Listening history of users from the year 2005 is stored in HDFS and accounts to over 200 million listens. A listen in HDFS is stored as:

Column Description
artist_mbids A list of MusicBrainz ID(s) of the artist(s) of the track
artist_msid The MessyBrainz ID of the artist of the track
artist_name The name of the artist of the track
listened_at The timestamp at which the listening event happened
recording_mbid The MusicBrainz ID of the track
recording_msid The MessyBrainz ID of track
release_mbid The MusicBrainz ID of the release to which the track belongs
release_msid The MessyBrainz ID of the release to which the track belongs
release_name The name of the release to which the track belongs
tags A list of user defined tags to be associated with this track
track_name The name of the track listened to
user_name The name of the user

ListenBrainz recommendation engine uses Apache Spark to train models using Spark's inbuilt algorithm for collaborative filtering to generate recommendations using its user's listening history. The size of listening data dump~ 16GB. ListenBrainz uses a cluster of 4 nodes (computers) each with following specifications:

CPU(s): 8

Thread(s) per core: 1

Core(s) per socket: 8

Socket(s): 1

Storage available: 250GB

Memory available: 32GB

One of the nodes is the master and the remaining three are the workers.
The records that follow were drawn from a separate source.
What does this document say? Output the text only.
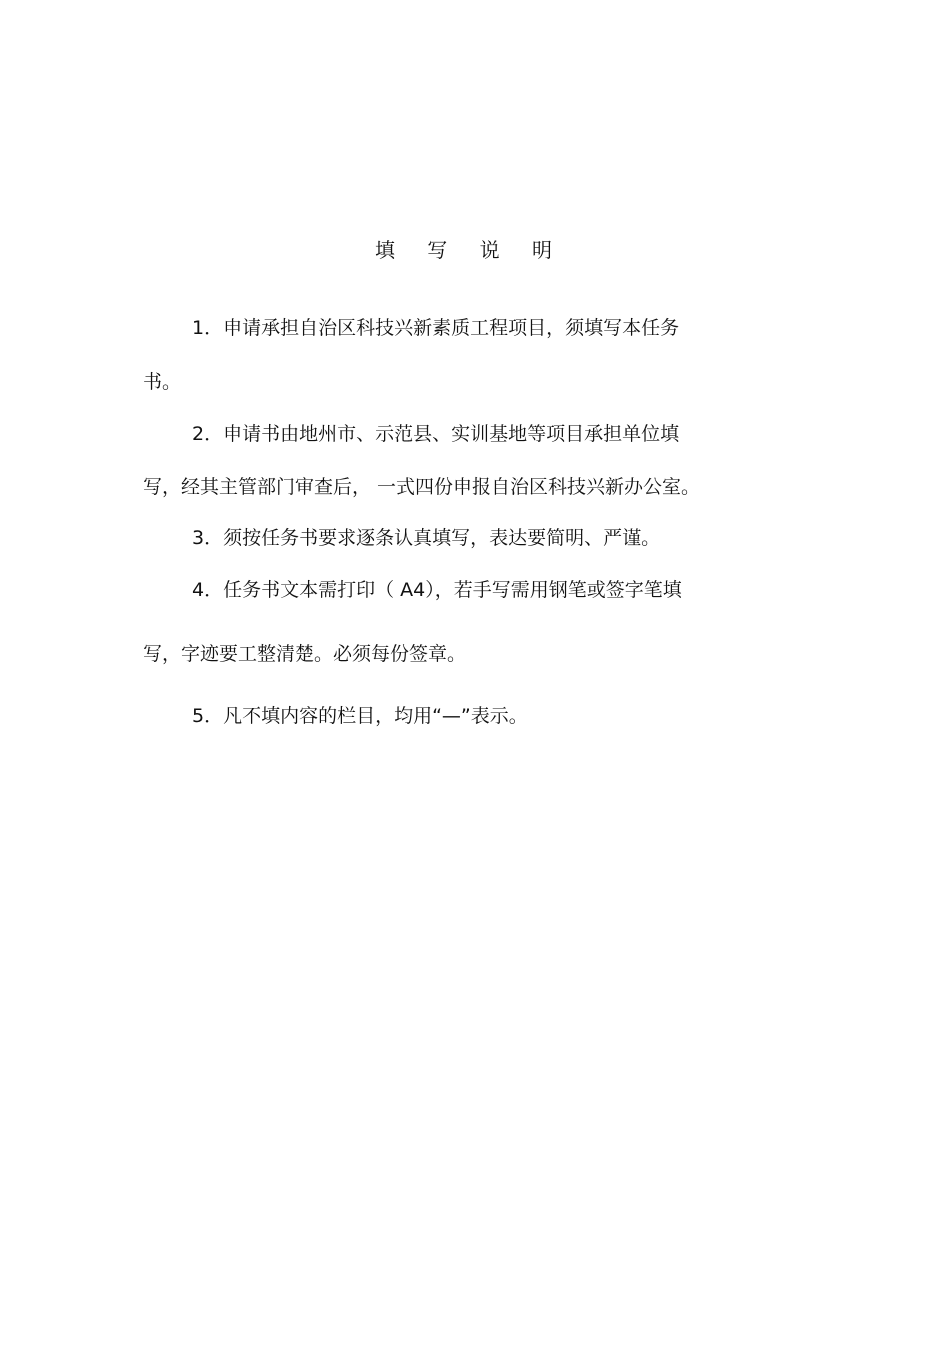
填 写 说 明
1．申请承担自治区科技兴新素质工程项目，须填写本任务
书。
2．申请书由地州市、示范县、实训基地等项目承担单位填
写，经其主管部门审查后， 一式四份申报自治区科技兴新办公室。
3．须按任务书要求逐条认真填写，表达要简明、严谨。
4．任务书文本需打印（ A4），若手写需用钢笔或签字笔填
写，字迹要工整清楚。必须每份签章。
5．凡不填内容的栏目，均用“—”表示。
There are two executors on each worker. Here are the Spark configuration values:

spark.scheduler.listenerbus.eventqueue.capacity: 100000

spark.cores.max: 18

spark.executor.cores: 3

spark.executor.memory: 10GB

spark.driver.memory: 8GB

spark.network.timeout: 240s

spark.driver.maxResultSize: 2GB

Collaborative filtering is commonly used for recommender systems. This technique aims to fill in the missing entries of a user-item association matrix. Instead of using explicit preferences such as rating given by a user to an item, we use implicit feedback (number of times a track has been listened to by a user). The first step is to collect relevant data to be able to preprocess it. The sub steps of data collection are as follows:

users_df time (min) recordings_df time(min) playcounts_df time (min)
0.52 0.58 1.65

Total time lapsed in data collection: 3.66m

Note: Number of rows in a dataframe or number of elements in an RDD (count information) is not included because it may result unnecessary computation time.